6. The provider, and the Peer Review Committee, shall maintain a written record of the Intensive PBSPs reviewed at each Peer Review Committee meeting, and the results of each individual review. The records of changes, if any, to the Individual PBSP shall be available to Peer Review Committee members at each meeting.
(13)Human Rights Committee Review.
(a)Positive Behavior Support Plan Review. New PBSPs containing restrictive procedures shall be submitted to the program's human rights committee established in accordance with 115 CMR 3.09: Protection of Human Rights/Human Rights Committees. The human rights committee shall monitor and review PBSPs containing restrictive procedures.
(b)Frequency of Review. The human rights committee review of a new PBSP shall occur no later than the next meeting following the meeting at which the PBSP was first presented to the committee. However, provided the committee shall further expedite such review on request of the program head or designee for cases where the program head or designee determines immediate consideration of the proposed PBSP is necessary to protect the individual's health and safety. Except in an emergency, such review shall occur and the comments (if any) of the human rights committee shall be addressed by the treating clinician(s) prior to implementation of the PBSP.
(c)PBSP Review. The human rights committee's review of an existing PBSP containing restrictive procedures shall occur:
1. upon the introduction of a new restrictive procedure; or
2. at least annually.
(14)Restrictive Procedures.

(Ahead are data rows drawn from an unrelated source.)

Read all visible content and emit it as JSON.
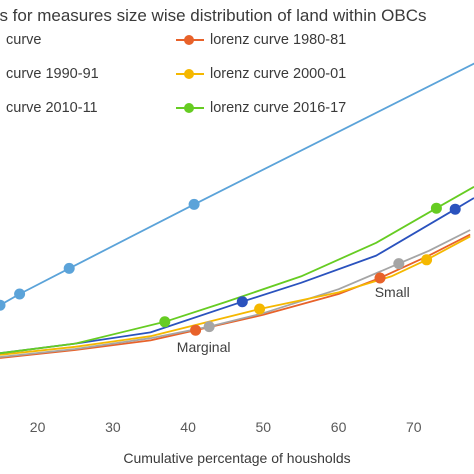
{
  "chart_data": {
    "type": "line",
    "title": "es for measures size wise distribution of land within OBCs",
    "xlabel": "Cumulative percentage of housholds",
    "ylabel": "",
    "xlim": [
      15,
      78
    ],
    "ylim": [
      0,
      100
    ],
    "x_ticks": [
      "20",
      "30",
      "40",
      "50",
      "60",
      "70"
    ],
    "grid": false,
    "legend_position": "top",
    "series": [
      {
        "name": "curve",
        "color": "#5ba3d9",
        "x": [
          15,
          17.6,
          24.2,
          40.8,
          100
        ],
        "y": [
          26.5,
          30.0,
          38.0,
          58.0,
          128
        ],
        "markers": [
          [
            15,
            26.5
          ],
          [
            17.6,
            30.0
          ],
          [
            24.2,
            38.0
          ],
          [
            40.8,
            58.0
          ]
        ]
      },
      {
        "name": "lorenz curve 1980-81",
        "color": "#e8622a",
        "x": [
          15,
          25,
          35,
          41,
          50,
          60,
          65.5,
          72,
          77.5
        ],
        "y": [
          10,
          12.5,
          15.5,
          18.7,
          23.5,
          30,
          35,
          42,
          48.6
        ],
        "markers": [
          [
            41.0,
            18.7
          ],
          [
            65.5,
            35.0
          ]
        ]
      },
      {
        "name": "curve 1990-91",
        "color": "#a5a5a5",
        "x": [
          15,
          25,
          35,
          42.8,
          50,
          60,
          68,
          72,
          77.5
        ],
        "y": [
          10.3,
          12.8,
          16.2,
          19.8,
          24,
          31.5,
          39.5,
          43.5,
          50
        ],
        "markers": [
          [
            42.8,
            19.8
          ],
          [
            68.0,
            39.5
          ]
        ]
      },
      {
        "name": "lorenz curve 2000-01",
        "color": "#f5b800",
        "x": [
          15,
          25,
          35,
          49.5,
          60,
          67,
          71.7,
          77.5
        ],
        "y": [
          11,
          13.5,
          16.8,
          25.3,
          30.5,
          35.5,
          40.7,
          48
        ],
        "markers": [
          [
            49.5,
            25.3
          ],
          [
            71.7,
            40.7
          ]
        ]
      },
      {
        "name": "curve 2010-11",
        "color": "#2a52be",
        "x": [
          15,
          25,
          35,
          47.2,
          55,
          65,
          75.5,
          78
        ],
        "y": [
          11.5,
          14.5,
          18,
          27.6,
          33.5,
          42,
          56.5,
          60
        ],
        "markers": [
          [
            47.2,
            27.6
          ],
          [
            75.5,
            56.5
          ]
        ]
      },
      {
        "name": "lorenz curve 2016-17",
        "color": "#66cc22",
        "x": [
          15,
          25,
          36.9,
          45,
          55,
          65,
          73,
          78
        ],
        "y": [
          11.5,
          14.5,
          21.3,
          27.5,
          35.5,
          46,
          56.8,
          63.5
        ],
        "markers": [
          [
            36.9,
            21.3
          ],
          [
            73.0,
            56.8
          ]
        ]
      }
    ],
    "annotations": [
      {
        "text": "Small",
        "x": 64.8,
        "y": 29.0
      },
      {
        "text": "Marginal",
        "x": 38.5,
        "y": 11.8
      }
    ]
  }
}
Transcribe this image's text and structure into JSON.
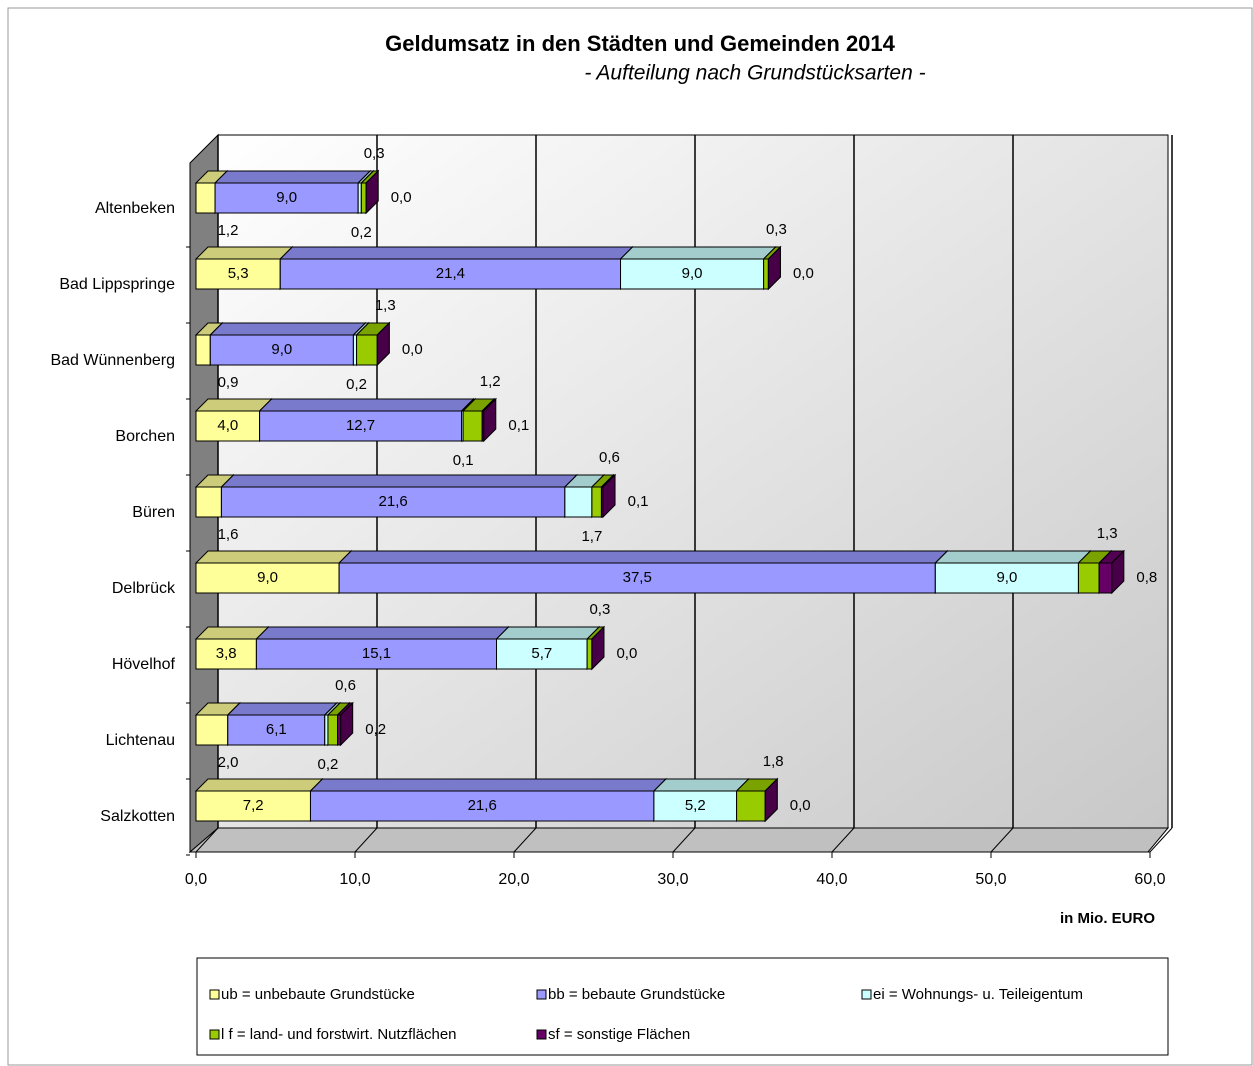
{
  "chart_data": {
    "type": "bar",
    "orientation": "horizontal",
    "stacked": true,
    "title": "Geldumsatz in den Städten und Gemeinden 2014",
    "subtitle": "- Aufteilung nach Grundstücksarten -",
    "x_label": "in Mio. EURO",
    "categories": [
      "Altenbeken",
      "Bad Lippspringe",
      "Bad Wünnenberg",
      "Borchen",
      "Büren",
      "Delbrück",
      "Hövelhof",
      "Lichtenau",
      "Salzkotten"
    ],
    "series": [
      {
        "name": "ub = unbebaute Grundstücke",
        "color": "#ffff99",
        "values": [
          1.2,
          5.3,
          0.9,
          4.0,
          1.6,
          9.0,
          3.8,
          2.0,
          7.2
        ],
        "value_labels": [
          "1,2",
          "5,3",
          "0,9",
          "4,0",
          "1,6",
          "9,0",
          "3,8",
          "2,0",
          "7,2"
        ]
      },
      {
        "name": "bb = bebaute Grundstücke",
        "color": "#9999ff",
        "values": [
          9.0,
          21.4,
          9.0,
          12.7,
          21.6,
          37.5,
          15.1,
          6.1,
          21.6
        ],
        "value_labels": [
          "9,0",
          "21,4",
          "9,0",
          "12,7",
          "21,6",
          "37,5",
          "15,1",
          "6,1",
          "21,6"
        ]
      },
      {
        "name": "ei = Wohnungs- u. Teileigentum",
        "color": "#ccffff",
        "values": [
          0.2,
          9.0,
          0.2,
          0.1,
          1.7,
          9.0,
          5.7,
          0.2,
          5.2
        ],
        "value_labels": [
          "0,2",
          "9,0",
          "0,2",
          "0,1",
          "1,7",
          "9,0",
          "5,7",
          "0,2",
          "5,2"
        ]
      },
      {
        "name": "l f = land- und forstwirt. Nutzflächen",
        "color": "#99cc00",
        "values": [
          0.3,
          0.3,
          1.3,
          1.2,
          0.6,
          1.3,
          0.3,
          0.6,
          1.8
        ],
        "value_labels": [
          "0,3",
          "0,3",
          "1,3",
          "1,2",
          "0,6",
          "1,3",
          "0,3",
          "0,6",
          "1,8"
        ]
      },
      {
        "name": "sf = sonstige Flächen",
        "color": "#660066",
        "values": [
          0.0,
          0.0,
          0.0,
          0.1,
          0.1,
          0.8,
          0.0,
          0.2,
          0.0
        ],
        "value_labels": [
          "0,0",
          "0,0",
          "0,0",
          "0,1",
          "0,1",
          "0,8",
          "0,0",
          "0,2",
          "0,0"
        ]
      }
    ],
    "xlim": [
      0,
      60
    ],
    "xticks": [
      {
        "value": 0,
        "label": "0,0"
      },
      {
        "value": 10,
        "label": "10,0"
      },
      {
        "value": 20,
        "label": "20,0"
      },
      {
        "value": 30,
        "label": "30,0"
      },
      {
        "value": 40,
        "label": "40,0"
      },
      {
        "value": 50,
        "label": "50,0"
      },
      {
        "value": 60,
        "label": "60,0"
      }
    ],
    "grid": true,
    "legend": "bottom"
  }
}
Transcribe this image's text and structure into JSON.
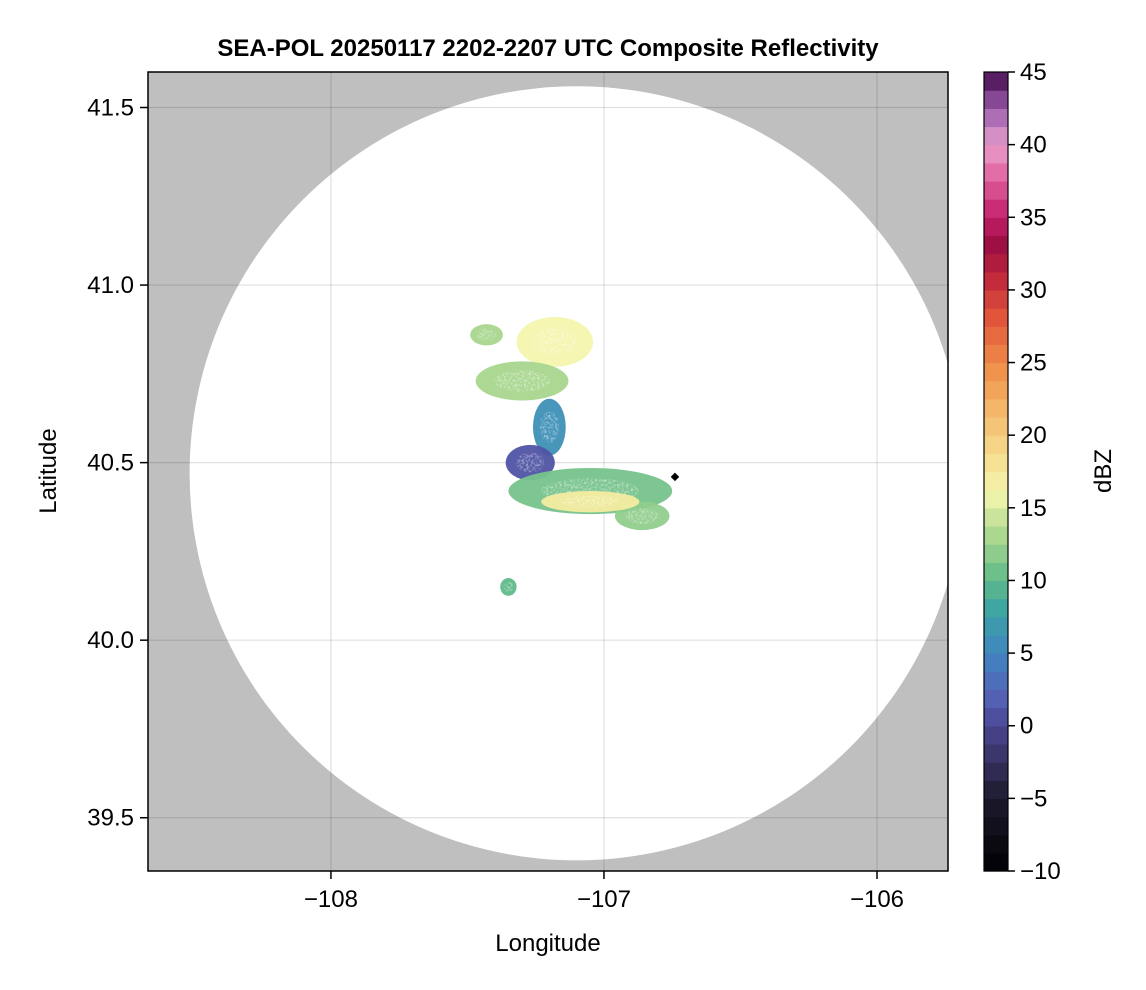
{
  "chart_data": {
    "type": "heatmap",
    "title": "SEA-POL 20250117 2202-2207 UTC Composite Reflectivity",
    "xlabel": "Longitude",
    "ylabel": "Latitude",
    "xlim": [
      -108.67,
      -105.74
    ],
    "ylim": [
      39.35,
      41.6
    ],
    "xticks": [
      -108,
      -107,
      -106
    ],
    "xtick_labels": [
      "−108",
      "−107",
      "−106"
    ],
    "yticks": [
      39.5,
      40.0,
      40.5,
      41.0,
      41.5
    ],
    "ytick_labels": [
      "39.5",
      "40.0",
      "40.5",
      "41.0",
      "41.5"
    ],
    "grid": true,
    "background_color": "#bfbfbf",
    "radar_center": {
      "lon": -107.1,
      "lat": 40.47
    },
    "radar_range_deg_lat": 1.09,
    "radar_site_marker": {
      "lon": -106.74,
      "lat": 40.46
    },
    "colorbar": {
      "label": "dBZ",
      "min": -10,
      "max": 45,
      "ticks": [
        -10,
        -5,
        0,
        5,
        10,
        15,
        20,
        25,
        30,
        35,
        40,
        45
      ],
      "tick_labels": [
        "−10",
        "−5",
        "0",
        "5",
        "10",
        "15",
        "20",
        "25",
        "30",
        "35",
        "40",
        "45"
      ],
      "colormap_stops": [
        {
          "value": -10,
          "color": "#000004"
        },
        {
          "value": -5,
          "color": "#1c1a2c"
        },
        {
          "value": -2,
          "color": "#3a3568"
        },
        {
          "value": 0,
          "color": "#4a4694"
        },
        {
          "value": 2,
          "color": "#5562b4"
        },
        {
          "value": 5,
          "color": "#3f85c1"
        },
        {
          "value": 8,
          "color": "#3ea5a2"
        },
        {
          "value": 10,
          "color": "#5fba8a"
        },
        {
          "value": 13,
          "color": "#a8d68e"
        },
        {
          "value": 16,
          "color": "#f3f5ad"
        },
        {
          "value": 19,
          "color": "#f6d98a"
        },
        {
          "value": 22,
          "color": "#f4b466"
        },
        {
          "value": 25,
          "color": "#ee8a47"
        },
        {
          "value": 28,
          "color": "#e2573b"
        },
        {
          "value": 31,
          "color": "#c0263c"
        },
        {
          "value": 33,
          "color": "#9b0f40"
        },
        {
          "value": 35,
          "color": "#c41d6a"
        },
        {
          "value": 38,
          "color": "#e36ba4"
        },
        {
          "value": 40,
          "color": "#e8a0cc"
        },
        {
          "value": 42,
          "color": "#a96bb5"
        },
        {
          "value": 44,
          "color": "#6a2c7a"
        },
        {
          "value": 45,
          "color": "#3a0840"
        }
      ]
    },
    "echo_regions": [
      {
        "name": "northern-band",
        "center": [
          -107.18,
          40.84
        ],
        "radius": [
          0.14,
          0.07
        ],
        "mean_dbz": 16
      },
      {
        "name": "north-west-fringe",
        "center": [
          -107.43,
          40.86
        ],
        "radius": [
          0.06,
          0.03
        ],
        "mean_dbz": 13
      },
      {
        "name": "mid-band",
        "center": [
          -107.3,
          40.73
        ],
        "radius": [
          0.17,
          0.055
        ],
        "mean_dbz": 13
      },
      {
        "name": "tail",
        "center": [
          -107.2,
          40.6
        ],
        "radius": [
          0.06,
          0.08
        ],
        "mean_dbz": 6
      },
      {
        "name": "dark-core",
        "center": [
          -107.27,
          40.5
        ],
        "radius": [
          0.09,
          0.05
        ],
        "mean_dbz": 1
      },
      {
        "name": "main-cluster",
        "center": [
          -107.05,
          40.42
        ],
        "radius": [
          0.3,
          0.065
        ],
        "mean_dbz": 11
      },
      {
        "name": "south-east-lobe",
        "center": [
          -106.86,
          40.35
        ],
        "radius": [
          0.1,
          0.04
        ],
        "mean_dbz": 12
      },
      {
        "name": "bright-streak",
        "center": [
          -107.05,
          40.39
        ],
        "radius": [
          0.18,
          0.03
        ],
        "mean_dbz": 17
      },
      {
        "name": "isolated-echo",
        "center": [
          -107.35,
          40.15
        ],
        "radius": [
          0.03,
          0.025
        ],
        "mean_dbz": 10
      }
    ]
  }
}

PBSPs incorporating restrictive procedures must focus on alternative strategies and the elements contained in 115 CMR 5.14(8)(d). Restrictive procedures may be permitted only after positive approaches have been utilized and only in conjunction with an Intensive PBSP. Such restrictive procedures may include, but are not limited to:
(a) "Time out" requiring physical removal over the individual's active resistance to the time out;
(b) Overcorrection;
(c) Response Cost;
(d) Response blocking; and
(e) Protective devices as described at 115 CMR 5.12(1)(b)2.
(15)Prohibited Practices.
(a) The following procedures are prohibited:
1. corporal punishment;
2. any noxious, unpleasant, uncomfortable or distasteful stimuli;
3. chemical restraint;
4. forced exercise;
5. seclusion;
6. the locking of exits from buildings, except in accordance with 115 CMR 5.04 and 42 CFR 441.301(c)(4);
7. prone restraint; and any physical restraint which causes pressure or weight on the lungs, diaphragm or sternum causing chest compression or restricting the airway, or basket hold in a seated position on the floor;
8. removing, withholding, or taking away money;
9. denial of a nutritionally sound diet including withholding of a meal;
10. denial of adequate bedding or clothing; and
11. mechanical restraint.
(b) A limited, short-term waiver of the prohibition on prone restraint for use in an emergency may be available from the Department Office of Policy and Planning on an individualized basis.
(16)Emergency Procedures. Nothing in 115 CMR 5.14 prohibits the use of emergency restraint, confiscation of any item used in a threatening manner, or removal from the environment for the purpose of protecting the individual and others around him or her. This includes the use of restraint procedures in the course of an established program, when the individual becomes a danger to him or herself or others, prior to staff being able to implement a lesser restrictive hierarchy. However, it is emphasized that emergency procedures may not be used at frequent intervals, becoming a routine method of intervention. If emergency procedures are utilized three times in a six-month period, the PBS qualified clinician will conduct a FBA and develop an appropriate plan of action.

115 CMR, § 5.14

Amended by Mass Register Issue 1411, eff. 2/21/2020.